Poi anche stavolta è arrivata la nebbia, che dice la maestra che anche lì c’è sempre, e le tende sono sparite perché siamo arrivati secondi agli europei. Una cosa che la maestra ha detto che si chiamava neutrino ha corso più veloce del vento sotto una galleria vicino casa sua, che però non c’era. In America un attore famoso ha parlato a una sedia vuota e ci ha fatto una figuraccia, e questa non era una cosa poi tanto brutta anzi faceva ridere. Poi è andata a Roma, con la nonna, perché non le bastavano più i soldi per la pensione e che era sola e non ce la faceva a pagare le medicine. Era una cosa brutta quella. Perché alla nonna dicevano che c’era la crisi e invece la nonna di Irene diceva che non doveva chiamarla così: “erano solo i ricchi che diventavano più ricchi, e poi ci sono quelli che rubano che continuano a rubare”. E questa era una cosa brutta, ma sono bastati un po’ di fogli di carta velina e Irene ha visto che anche la cosa più brutta è diventata più carina. Irene ha scritto anche che quelli che le avevano detto di stare tranquilli ora sono condannati. E che i dannati che sono rimasti sotto le macerie ora stanno troppo tranquilli. Irene ha scritto tutto sul suo quaderno di fogli e carta velina.

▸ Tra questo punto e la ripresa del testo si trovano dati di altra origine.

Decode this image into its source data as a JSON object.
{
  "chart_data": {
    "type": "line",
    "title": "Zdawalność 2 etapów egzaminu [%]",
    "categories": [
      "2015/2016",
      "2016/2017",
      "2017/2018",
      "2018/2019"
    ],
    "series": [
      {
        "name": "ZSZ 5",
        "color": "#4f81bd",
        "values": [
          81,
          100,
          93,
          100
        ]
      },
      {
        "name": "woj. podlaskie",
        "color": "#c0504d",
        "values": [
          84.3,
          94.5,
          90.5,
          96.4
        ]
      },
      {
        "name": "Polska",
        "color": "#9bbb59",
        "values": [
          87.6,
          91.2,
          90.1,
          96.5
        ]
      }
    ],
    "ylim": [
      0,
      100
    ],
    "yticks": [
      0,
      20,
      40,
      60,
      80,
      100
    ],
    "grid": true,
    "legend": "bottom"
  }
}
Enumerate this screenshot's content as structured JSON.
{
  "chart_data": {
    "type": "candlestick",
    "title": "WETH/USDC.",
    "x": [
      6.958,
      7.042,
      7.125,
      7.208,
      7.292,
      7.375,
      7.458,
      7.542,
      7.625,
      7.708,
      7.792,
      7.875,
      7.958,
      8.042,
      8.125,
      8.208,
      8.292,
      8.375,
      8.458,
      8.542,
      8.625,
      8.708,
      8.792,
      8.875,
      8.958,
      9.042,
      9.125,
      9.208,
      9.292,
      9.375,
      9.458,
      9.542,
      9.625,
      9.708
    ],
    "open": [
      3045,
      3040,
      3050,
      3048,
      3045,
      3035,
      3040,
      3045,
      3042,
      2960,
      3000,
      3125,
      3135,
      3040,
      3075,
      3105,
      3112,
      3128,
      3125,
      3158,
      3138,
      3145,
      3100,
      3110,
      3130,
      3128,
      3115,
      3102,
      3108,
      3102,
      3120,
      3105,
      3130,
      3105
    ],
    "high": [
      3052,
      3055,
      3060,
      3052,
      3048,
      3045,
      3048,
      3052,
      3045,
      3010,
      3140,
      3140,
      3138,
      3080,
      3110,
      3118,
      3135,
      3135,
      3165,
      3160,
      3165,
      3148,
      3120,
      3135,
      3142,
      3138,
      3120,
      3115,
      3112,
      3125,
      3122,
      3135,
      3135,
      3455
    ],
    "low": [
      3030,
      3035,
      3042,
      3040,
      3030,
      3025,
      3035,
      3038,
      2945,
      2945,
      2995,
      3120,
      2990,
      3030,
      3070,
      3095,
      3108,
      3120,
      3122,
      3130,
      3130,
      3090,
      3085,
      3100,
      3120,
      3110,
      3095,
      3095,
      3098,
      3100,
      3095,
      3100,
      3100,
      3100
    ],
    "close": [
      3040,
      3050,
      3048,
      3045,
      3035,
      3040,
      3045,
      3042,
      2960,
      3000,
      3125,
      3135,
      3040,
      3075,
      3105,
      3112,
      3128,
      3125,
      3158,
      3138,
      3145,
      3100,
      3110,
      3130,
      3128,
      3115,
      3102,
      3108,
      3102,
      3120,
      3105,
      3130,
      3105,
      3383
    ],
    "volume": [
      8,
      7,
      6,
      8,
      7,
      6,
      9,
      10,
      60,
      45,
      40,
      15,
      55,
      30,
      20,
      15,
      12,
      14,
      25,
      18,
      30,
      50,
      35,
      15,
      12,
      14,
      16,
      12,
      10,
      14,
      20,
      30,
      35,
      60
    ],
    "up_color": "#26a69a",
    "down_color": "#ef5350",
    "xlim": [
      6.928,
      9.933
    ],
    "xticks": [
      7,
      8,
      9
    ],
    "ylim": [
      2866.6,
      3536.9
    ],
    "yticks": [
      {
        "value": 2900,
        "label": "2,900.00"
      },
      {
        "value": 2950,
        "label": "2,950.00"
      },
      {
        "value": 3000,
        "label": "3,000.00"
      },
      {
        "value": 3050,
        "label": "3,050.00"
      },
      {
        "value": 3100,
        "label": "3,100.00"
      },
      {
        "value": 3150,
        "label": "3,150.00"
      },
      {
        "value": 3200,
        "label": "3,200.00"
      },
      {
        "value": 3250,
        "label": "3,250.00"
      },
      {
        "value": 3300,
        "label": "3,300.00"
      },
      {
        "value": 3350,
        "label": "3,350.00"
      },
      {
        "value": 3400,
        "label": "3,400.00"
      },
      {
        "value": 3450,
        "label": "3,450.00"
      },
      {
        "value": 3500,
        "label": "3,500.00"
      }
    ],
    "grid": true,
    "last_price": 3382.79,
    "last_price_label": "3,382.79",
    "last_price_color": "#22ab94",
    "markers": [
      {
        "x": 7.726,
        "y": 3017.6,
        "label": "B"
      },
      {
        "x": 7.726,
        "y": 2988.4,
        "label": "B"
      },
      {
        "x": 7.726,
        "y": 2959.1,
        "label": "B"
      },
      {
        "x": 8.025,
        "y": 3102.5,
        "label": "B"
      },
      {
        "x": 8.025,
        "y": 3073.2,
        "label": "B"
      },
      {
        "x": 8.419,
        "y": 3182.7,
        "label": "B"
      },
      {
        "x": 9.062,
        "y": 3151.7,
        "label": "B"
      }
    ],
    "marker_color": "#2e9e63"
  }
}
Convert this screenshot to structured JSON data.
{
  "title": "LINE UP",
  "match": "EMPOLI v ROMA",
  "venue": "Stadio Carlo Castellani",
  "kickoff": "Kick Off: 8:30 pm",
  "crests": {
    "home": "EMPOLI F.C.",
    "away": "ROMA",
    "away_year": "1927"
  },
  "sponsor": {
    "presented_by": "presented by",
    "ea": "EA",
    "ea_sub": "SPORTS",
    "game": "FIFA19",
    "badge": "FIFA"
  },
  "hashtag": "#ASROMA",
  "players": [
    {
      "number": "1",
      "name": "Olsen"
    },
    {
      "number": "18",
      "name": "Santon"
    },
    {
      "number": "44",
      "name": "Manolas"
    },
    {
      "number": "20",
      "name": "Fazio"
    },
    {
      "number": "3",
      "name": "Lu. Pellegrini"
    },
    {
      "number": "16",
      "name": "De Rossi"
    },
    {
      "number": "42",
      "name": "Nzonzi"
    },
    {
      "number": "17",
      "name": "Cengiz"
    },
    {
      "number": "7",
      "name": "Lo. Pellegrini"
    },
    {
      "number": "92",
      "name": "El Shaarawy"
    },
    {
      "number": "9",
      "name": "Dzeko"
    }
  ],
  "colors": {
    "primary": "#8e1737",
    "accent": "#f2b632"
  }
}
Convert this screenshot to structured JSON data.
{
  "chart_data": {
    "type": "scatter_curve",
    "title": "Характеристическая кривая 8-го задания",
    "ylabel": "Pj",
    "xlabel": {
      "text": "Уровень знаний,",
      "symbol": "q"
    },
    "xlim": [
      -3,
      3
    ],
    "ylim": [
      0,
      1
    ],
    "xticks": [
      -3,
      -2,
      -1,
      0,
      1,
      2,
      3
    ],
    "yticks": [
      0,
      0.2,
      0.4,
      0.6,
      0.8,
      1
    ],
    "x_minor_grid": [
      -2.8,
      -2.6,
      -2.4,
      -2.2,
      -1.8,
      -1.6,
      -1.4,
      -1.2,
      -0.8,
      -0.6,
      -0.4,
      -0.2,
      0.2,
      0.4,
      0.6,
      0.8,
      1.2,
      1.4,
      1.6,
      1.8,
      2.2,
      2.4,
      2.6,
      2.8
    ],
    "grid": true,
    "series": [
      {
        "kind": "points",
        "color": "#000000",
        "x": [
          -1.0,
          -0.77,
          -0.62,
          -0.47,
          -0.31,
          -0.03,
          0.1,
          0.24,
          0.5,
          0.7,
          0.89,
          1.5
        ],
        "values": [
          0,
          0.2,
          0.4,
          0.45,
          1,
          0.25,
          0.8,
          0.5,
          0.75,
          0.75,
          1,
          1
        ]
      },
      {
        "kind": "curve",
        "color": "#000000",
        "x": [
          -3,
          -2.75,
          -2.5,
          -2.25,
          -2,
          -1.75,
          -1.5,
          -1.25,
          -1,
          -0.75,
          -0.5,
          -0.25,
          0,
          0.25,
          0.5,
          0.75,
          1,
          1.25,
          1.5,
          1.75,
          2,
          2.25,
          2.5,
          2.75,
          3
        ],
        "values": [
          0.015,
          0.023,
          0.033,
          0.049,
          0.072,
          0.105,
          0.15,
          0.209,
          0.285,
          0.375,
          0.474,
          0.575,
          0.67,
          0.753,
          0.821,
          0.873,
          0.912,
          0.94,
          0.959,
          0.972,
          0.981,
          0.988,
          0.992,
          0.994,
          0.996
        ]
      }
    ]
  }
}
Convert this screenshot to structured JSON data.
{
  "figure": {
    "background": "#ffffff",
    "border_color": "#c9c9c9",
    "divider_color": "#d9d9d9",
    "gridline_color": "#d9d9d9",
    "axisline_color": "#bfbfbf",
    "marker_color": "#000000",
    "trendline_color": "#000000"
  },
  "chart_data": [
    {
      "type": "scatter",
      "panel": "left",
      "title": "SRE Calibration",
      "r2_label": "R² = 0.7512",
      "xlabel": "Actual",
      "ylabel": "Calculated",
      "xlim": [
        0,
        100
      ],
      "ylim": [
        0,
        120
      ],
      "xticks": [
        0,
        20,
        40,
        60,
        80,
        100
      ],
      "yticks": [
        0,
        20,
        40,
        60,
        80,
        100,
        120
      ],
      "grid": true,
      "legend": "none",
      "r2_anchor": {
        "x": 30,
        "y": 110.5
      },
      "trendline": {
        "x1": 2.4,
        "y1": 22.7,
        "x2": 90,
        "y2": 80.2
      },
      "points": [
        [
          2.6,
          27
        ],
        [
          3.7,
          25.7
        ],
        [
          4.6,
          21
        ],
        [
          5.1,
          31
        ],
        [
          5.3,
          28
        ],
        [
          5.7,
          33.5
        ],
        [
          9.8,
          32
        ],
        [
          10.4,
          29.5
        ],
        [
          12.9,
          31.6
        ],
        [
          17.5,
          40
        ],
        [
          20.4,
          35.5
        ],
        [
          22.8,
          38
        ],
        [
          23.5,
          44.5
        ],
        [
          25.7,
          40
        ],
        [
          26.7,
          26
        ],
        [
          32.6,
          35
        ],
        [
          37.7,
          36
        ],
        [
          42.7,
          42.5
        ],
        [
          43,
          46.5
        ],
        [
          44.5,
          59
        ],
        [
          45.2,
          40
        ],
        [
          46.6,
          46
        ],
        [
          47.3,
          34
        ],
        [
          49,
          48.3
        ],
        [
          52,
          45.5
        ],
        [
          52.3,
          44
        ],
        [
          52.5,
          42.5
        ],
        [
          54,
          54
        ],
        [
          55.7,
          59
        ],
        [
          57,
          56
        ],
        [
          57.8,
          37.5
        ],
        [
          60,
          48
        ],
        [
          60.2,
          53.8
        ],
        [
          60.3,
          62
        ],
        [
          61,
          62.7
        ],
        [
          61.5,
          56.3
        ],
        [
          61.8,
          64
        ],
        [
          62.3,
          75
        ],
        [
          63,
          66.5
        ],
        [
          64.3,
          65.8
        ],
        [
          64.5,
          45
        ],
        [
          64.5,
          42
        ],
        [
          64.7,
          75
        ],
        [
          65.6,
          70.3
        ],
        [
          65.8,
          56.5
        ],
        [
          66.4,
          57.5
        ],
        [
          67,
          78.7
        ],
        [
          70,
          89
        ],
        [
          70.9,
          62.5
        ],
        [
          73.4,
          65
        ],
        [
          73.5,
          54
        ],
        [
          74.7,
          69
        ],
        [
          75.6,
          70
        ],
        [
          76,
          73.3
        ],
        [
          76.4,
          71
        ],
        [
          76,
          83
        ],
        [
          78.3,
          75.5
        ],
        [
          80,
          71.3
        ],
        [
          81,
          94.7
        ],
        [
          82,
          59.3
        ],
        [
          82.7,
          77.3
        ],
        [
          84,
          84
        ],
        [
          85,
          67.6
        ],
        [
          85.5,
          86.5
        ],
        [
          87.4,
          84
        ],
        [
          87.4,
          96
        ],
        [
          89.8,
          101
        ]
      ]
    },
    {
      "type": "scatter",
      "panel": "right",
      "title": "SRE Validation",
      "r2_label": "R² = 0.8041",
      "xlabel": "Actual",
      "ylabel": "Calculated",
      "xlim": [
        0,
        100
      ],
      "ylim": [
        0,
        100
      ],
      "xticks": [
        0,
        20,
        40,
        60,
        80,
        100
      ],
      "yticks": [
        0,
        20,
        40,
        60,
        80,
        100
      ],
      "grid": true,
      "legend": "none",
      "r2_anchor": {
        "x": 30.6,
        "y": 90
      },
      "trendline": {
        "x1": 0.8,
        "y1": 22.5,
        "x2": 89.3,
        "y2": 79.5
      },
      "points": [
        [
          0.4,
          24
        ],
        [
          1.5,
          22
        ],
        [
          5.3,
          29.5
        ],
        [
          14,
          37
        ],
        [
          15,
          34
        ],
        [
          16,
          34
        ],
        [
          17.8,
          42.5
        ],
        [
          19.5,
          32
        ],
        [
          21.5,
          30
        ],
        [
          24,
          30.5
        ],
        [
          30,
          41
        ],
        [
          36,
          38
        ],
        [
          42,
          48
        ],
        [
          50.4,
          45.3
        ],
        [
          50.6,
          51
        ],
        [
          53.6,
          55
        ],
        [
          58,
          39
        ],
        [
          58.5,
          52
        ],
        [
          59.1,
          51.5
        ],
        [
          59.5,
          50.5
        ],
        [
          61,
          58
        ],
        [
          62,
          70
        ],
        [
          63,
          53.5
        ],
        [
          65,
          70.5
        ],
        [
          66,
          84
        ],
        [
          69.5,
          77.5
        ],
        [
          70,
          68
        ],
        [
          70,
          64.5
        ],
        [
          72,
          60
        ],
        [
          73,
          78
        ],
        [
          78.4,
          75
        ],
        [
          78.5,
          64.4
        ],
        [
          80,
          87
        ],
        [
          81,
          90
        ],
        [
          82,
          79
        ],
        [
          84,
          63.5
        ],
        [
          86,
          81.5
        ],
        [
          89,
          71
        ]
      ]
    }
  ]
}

Ha scritto che c’erano le elezioni, ma non le piacevano perché per colpa delle elezioni non facevano più i cartoni animati. Però la maestra diceva che le elezioni erano importanti perché bisognava evitare che succedevano le cose brutte come succede ogni volta. E per questo che ha continuato a scrivere a disegnare e aggiungere fogli di carta velina.
Ha scritto pure tutti i nomi che il telegiornale dava al caldo, al freddo e alla pioggia. Ai terremoti però no. Irene dice che ai terremoti non gli potranno mai dare i nomi. Così come a quelli che parlano sempre di politica e che non le fanno vedere i cartoni. Sono come l’ovatta, la neve, la nebbia o la carta velina sulle cose brutte.
Provate anche voi. Se non siete già abituati a farlo: davanti agli occhi basta un sipario di carta velina e anche la cosa più brutta diventa più carina.